A religiosidade em Portugal é diferente da espanhola – veja-se a densidade do seu barroco, mais leve, mais maleável às particularidades, como se destaca nas obras de Aleijadinho em Minas. É possível arriscar que a melancolia define o temperamento que marca a nacionalidade portuguesa.
Como filhos de Portugal, os brasileiros também herdaram esse caráter parcimonioso na política, na religião e nas relações. Isso não significa projetar a ilusão de um passado sem disputas, conflitos, violências, abusos e erros. Mas é preciso compreender que o âmago do Brasil é o consenso. Foi assim na sua formação e é assim que o país se encontra consigo próprio.
Em 2022, comemoraremos o Bicentenário da Independência, quando teremos a oportunidade de revisitar os principais atos públicos da nossa fundação. É possível identificar como a doutrina política subjacente, a partir da filosofia de Francisco Suárez, foi mobilizada para esses eventos marcantes. Para Suárez, a primeira fonte de poder é Deus. Em segundo lugar a comunidade civil ou “democracia natural”, que corresponde ao período prévio à formação do corpo político e é fonte indireta do poder. E, em terceiro, o pacto de sujeição, que concede ao chefe político a titularidade do poder.
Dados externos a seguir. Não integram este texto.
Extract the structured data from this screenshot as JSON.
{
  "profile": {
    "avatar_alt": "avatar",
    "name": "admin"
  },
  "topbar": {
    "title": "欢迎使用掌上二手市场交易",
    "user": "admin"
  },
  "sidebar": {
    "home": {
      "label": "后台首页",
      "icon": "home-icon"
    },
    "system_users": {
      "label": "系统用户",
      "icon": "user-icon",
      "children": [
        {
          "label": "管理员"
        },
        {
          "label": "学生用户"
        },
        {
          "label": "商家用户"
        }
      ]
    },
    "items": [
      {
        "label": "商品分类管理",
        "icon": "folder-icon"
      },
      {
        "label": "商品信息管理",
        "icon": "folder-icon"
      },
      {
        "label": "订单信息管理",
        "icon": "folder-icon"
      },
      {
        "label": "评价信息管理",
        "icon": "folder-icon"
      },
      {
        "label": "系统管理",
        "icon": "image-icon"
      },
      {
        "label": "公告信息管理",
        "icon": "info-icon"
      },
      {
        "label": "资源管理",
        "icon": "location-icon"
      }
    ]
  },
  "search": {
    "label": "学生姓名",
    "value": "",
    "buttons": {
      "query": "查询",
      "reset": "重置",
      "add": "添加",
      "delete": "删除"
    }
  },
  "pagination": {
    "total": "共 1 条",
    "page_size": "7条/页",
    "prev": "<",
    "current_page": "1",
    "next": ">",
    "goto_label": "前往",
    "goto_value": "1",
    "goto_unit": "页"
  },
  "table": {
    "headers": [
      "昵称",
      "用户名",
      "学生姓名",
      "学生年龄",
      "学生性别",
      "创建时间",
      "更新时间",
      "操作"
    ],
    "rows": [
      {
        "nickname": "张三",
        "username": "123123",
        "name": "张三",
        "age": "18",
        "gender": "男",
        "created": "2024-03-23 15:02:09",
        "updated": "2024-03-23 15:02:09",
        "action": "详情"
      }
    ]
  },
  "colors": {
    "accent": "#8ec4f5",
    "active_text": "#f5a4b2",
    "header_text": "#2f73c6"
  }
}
Justamente essas três formas estiveram presentes na simbologia que explica a origem do Brasil, dentro da “teoria da translação” suareziana, a partir das cerimônias de sagração, aclamação e coroação do rei.
De forma consciente, cada um desses eventos correspondeu a uma dessas origens do poder, perfazendo uma união entre a tradição escolástica da política lusitana, e a nova nação que ali surgia. A Aclamação foi em 12 de outubro de 1822, no Campo de Santana. A Sagração e a Coroação ocorreram no mesmo dia, em 1º de dezembro de 1822 na Igreja do Carmo.
Vale a pena meditarmos sobre essa nossa fundação, e como ela configura nossa trajetória, como houve uma combinação entre o espírito luso-brasileiro e a recepção de uma teoria do consensus. De que maneira somos capazes de fazer tamanhas transformações sociais, de forma mais lenta e duradoura, mas, ao mesmo tempo, menos dramáticas, sanguinárias e traumáticas.
Torna-se difícil comparar a sorte de guerras civis que o Brasil teve na Regência, na Primeira República, assim como quaisquer períodos de ditadura, com o que aconteceu nos países vizinhos da América Espanhola. Praticamente todos eles viveram em guerra por anos a fio. A Colômbia, por exemplo, teve 15 constituições no século XIX, e para cada uma se contava um conflito sangrento no seio da população.
Em 2019, a ira tomou conta de jovens arruaceiros no Chile, como vem provocando convulsões em outros países da região. No Chile, se vê o enfrentamento da esquerda contra um governo liberal, que por sua vez se tornou desmoralizado e indefensável, sobretudo, desde que aprovou o aborto. Mas é claro que os revoltosos não estão preocupados com a vida, no fundo mal sabem o que querem, mas querem o conflito, o movimento, o quebra-quebra, as ruas. O resultado é que até o dia 15 de novembro se calculavam mais de 22 pessoas mortas e 2.200 feridos. Ainda assim, dia a dia chegam notícias de que as mobilizações não param e o conflito continua.
Em 2013, o Brasil passou por uma onda semelhante de protestos que se tornaram bastantes violentos com as ações dos black blocs, grupos mascarados que no meio das massas provocavam incêndios, lançavam coquetéis molotov, quebradeiras e toda forma de quebra da ordem. Logo que um fogo de artifício lançado por um black bloc matou um cinegrafista de TV o movimento arrefeceu. Houve uma espécie de paralisia imediata, um cessar-fogo recepcionado até mesmo pelos políticos de esquerda mais radicais. É pertinente a comparação com o “2013 chileno”, que acontece agora, quando o conflito é irrefreável. Quando olhamos dessa forma é possível reservar uma gratidão a Nosso Senhor por nossas raízes lusitanas, nosso temperamento mais melancólico, por nossa origem no consensus, e como isso tudo ainda exerce alguma força em nosso cotidiano.